Well, the loudness wars have infected the production of nearly all pop, rock and country music in this generation. Music is mastered just too loud these days, reducing dynamics and leading to congestion and distortion.
So, a lot of stuff recorded pre-2000 sounds better than the recordings of today. A perfect example: Listen to any Beatles recording, especially the more dense, complex stuff from “Revolver” and “Rubber Soul” onward. Sir George Martin was a master producer, elicting the dynamics of a song while maintaining pinpoint imaging and separation of tracks.
A lot of current producers and mastering/mixing specialists could learn from him.
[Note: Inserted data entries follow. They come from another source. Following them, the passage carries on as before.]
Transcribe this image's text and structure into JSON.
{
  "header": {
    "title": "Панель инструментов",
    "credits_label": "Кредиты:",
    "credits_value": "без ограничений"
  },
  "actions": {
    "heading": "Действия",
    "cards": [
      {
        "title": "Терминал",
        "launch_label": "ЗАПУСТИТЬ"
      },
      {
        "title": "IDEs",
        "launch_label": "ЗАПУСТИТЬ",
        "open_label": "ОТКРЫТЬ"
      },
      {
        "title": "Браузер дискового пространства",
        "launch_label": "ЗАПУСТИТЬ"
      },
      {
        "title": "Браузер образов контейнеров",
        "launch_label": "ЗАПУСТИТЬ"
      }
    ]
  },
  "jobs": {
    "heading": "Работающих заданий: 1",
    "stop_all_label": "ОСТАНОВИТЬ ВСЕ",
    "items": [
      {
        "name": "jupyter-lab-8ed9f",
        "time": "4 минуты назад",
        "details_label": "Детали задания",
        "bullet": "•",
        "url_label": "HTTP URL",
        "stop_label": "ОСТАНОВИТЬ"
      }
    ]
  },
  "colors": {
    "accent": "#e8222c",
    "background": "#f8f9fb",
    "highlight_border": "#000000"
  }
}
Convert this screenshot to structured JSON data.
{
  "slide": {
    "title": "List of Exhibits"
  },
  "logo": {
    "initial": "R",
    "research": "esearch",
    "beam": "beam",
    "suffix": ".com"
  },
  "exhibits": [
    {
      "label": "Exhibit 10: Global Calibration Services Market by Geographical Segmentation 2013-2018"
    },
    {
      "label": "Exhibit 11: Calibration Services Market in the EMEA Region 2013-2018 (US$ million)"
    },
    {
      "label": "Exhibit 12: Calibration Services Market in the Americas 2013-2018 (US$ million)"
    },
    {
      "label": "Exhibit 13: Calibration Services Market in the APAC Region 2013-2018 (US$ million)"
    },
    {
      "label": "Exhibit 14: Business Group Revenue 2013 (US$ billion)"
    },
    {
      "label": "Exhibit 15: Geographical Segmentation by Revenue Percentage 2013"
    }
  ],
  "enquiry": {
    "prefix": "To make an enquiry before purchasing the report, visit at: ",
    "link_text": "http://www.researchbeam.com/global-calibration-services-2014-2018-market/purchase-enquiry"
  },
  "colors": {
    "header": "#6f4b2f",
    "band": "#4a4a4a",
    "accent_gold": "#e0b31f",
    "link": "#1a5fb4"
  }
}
As for covers, most are inferior to the original. A few exceptions immediately surface: “Live and Let Die” by Guns N’ Roses, “I Fought the Law” by The Clash, “Hurt” by Johnny Cash, “All Along the Watchtower” by Jimi Hendrix, “Wonderwall” by Ryan Adams, “Smokin’ in the Boys Room” by Motley Crue, “You Really Got Me” by Van Halen.
Not making judgments on original vs. cover here, but interesting list of fairly well-known cover songs compared to their original or preceding versions, some of which are in the “didn’t know it was a cover” category. (Like “Tainted Love” was a 60s song by Gloria Jones, or “Black Magic Woman” was originally recorded by the Peter Green-era Fleetwood Mac, before Santana.) In many cases both can be great in their own way.
In some cases, “Andy Warhol,” “Califronia Dreamin’,” the writers gave their song to someone else before recording it themselves, or in the case of “Motorhead,” rerecorded it with a new band.